In 1846, he met Wimmer's party in New York, but to his disappointment, the Benedictine abbey was built at Beatty on the Sportsman's Hall Property instead of at Carrolltown. Later, however, Lemke's Carrolltown acreage was used for a priory. Thereafter, he attended churches at Reading and Philadelphia until 1851, when he joined the Benedictines. Somewhat too settled in habits to accommodate himself to the discipline of a religious, Father Lemke departed for "bleeding Kansas" without his superior's permission (1855). As soon as difficulties with the Abbot were compromised he was assigned to a congregation at Doniphan by Bishop J. B. Minge. He then took up land near Atchison, where eventually there was established the Abbey of St. Benedict. After complete reconciliation, he returned to Pennsylvania (1858) and then toured Germany in the interest of American missions.
During a sojourn in Vienna, he wrote his Leben und Werken des Prinzen Demetrius Augustin Gallitzin (Münster, 1861) in an effort to stimulate missionary zeal. Upon his return from Europe, he acted as pastor of St. Michael's Church at Elizabeth, New Jersey (1861 - 1871), where he established a Benedictine academy. In 1871, he built St. Henry's Church, which he served until his retirement, soon after the celebration of his golden jubilee in the priesthood. His last years were spent in the Carrolltown priory among his aged colonists. During this period he wrote for the Northern Cambria News a serial memoir of early days in Cambria County.

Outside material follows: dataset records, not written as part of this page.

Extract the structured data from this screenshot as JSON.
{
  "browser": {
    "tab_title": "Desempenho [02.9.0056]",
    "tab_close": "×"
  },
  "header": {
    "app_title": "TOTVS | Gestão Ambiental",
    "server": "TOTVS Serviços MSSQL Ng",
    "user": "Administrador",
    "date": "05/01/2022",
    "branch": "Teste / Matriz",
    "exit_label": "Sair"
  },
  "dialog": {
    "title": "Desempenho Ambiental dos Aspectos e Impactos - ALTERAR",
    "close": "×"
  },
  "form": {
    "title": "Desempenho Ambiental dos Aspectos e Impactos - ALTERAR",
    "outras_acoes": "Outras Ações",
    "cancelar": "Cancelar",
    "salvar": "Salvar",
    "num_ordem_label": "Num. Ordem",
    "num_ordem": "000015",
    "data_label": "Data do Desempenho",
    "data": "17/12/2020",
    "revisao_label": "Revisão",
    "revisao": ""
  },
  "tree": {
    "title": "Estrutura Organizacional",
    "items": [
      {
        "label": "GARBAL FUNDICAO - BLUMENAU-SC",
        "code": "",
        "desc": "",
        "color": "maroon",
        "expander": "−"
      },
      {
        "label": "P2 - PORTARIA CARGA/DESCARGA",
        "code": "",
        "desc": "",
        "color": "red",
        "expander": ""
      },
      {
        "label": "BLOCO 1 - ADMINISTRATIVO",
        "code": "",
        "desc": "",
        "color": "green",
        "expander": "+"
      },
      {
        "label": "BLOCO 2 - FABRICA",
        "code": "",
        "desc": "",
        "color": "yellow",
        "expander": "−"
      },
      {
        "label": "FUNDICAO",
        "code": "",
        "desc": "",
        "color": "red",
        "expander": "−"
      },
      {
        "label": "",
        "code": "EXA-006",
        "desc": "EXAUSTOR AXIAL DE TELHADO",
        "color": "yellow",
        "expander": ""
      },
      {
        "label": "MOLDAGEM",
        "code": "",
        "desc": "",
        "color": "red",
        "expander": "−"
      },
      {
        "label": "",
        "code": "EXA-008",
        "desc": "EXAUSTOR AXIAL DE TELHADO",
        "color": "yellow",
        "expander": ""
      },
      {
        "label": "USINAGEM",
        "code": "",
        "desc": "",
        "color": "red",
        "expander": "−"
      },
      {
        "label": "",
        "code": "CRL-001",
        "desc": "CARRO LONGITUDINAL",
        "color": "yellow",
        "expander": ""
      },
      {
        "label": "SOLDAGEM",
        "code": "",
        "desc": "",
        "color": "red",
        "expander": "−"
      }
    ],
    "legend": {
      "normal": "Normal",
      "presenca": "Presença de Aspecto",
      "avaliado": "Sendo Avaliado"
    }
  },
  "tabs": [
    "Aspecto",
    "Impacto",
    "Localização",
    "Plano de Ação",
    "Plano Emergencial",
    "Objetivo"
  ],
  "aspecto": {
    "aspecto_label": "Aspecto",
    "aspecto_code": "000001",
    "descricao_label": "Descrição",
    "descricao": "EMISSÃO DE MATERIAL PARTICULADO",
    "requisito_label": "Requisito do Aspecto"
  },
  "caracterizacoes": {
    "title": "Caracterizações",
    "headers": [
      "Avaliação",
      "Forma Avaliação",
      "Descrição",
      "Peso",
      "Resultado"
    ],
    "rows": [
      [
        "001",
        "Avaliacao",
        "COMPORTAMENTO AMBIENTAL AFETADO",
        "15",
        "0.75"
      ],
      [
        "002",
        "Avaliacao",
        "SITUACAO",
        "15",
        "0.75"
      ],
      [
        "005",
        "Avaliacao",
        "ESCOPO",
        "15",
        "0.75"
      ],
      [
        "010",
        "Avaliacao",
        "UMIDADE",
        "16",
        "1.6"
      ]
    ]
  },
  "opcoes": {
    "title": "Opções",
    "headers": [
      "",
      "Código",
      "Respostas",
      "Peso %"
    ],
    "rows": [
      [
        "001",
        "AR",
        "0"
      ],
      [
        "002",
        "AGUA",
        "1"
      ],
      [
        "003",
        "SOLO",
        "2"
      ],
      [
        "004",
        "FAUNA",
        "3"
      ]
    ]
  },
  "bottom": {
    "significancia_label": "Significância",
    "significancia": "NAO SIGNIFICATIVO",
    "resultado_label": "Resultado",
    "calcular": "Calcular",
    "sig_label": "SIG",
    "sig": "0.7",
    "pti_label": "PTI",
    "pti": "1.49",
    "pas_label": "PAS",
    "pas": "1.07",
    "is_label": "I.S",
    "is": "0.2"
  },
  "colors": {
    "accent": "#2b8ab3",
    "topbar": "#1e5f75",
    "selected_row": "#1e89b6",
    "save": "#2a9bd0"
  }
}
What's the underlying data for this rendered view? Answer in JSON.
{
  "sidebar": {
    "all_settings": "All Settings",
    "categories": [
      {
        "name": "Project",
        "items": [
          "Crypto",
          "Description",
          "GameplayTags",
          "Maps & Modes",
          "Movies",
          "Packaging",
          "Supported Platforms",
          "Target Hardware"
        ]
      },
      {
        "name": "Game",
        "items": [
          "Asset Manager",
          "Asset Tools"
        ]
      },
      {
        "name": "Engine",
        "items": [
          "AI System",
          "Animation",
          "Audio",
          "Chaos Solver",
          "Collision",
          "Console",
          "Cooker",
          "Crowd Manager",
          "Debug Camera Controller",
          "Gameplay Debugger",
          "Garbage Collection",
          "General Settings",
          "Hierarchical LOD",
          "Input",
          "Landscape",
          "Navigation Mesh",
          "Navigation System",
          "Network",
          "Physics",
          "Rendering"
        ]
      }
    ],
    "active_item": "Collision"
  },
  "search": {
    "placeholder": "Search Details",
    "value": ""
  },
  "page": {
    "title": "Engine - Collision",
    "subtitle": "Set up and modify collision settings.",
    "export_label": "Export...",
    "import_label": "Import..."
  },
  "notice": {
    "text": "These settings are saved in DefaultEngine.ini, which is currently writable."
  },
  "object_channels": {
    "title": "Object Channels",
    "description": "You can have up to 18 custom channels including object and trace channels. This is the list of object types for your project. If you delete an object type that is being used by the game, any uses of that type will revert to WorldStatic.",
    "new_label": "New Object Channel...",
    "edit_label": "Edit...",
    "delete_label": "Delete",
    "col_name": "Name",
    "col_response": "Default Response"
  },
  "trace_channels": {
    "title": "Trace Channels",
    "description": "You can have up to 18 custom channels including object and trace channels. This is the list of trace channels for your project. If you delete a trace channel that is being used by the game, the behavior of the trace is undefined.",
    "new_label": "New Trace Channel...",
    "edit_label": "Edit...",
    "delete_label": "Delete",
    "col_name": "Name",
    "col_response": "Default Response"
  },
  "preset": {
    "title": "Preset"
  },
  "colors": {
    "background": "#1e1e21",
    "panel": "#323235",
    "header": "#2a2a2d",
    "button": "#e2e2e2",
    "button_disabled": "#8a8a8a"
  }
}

Father Lemke was instrumental in bringing to the United States the first Benedictines, under the leadership of Father Boniface Wimmer, the future Archabbot of St. Vincent's, in Pennsylvania. He also prepared the way for the foundation of St. Benedict's Abbey. Lemke Hall, a residence hall at Benedictine College near St. Benedict's Abbey in Atchison, was named in his honor.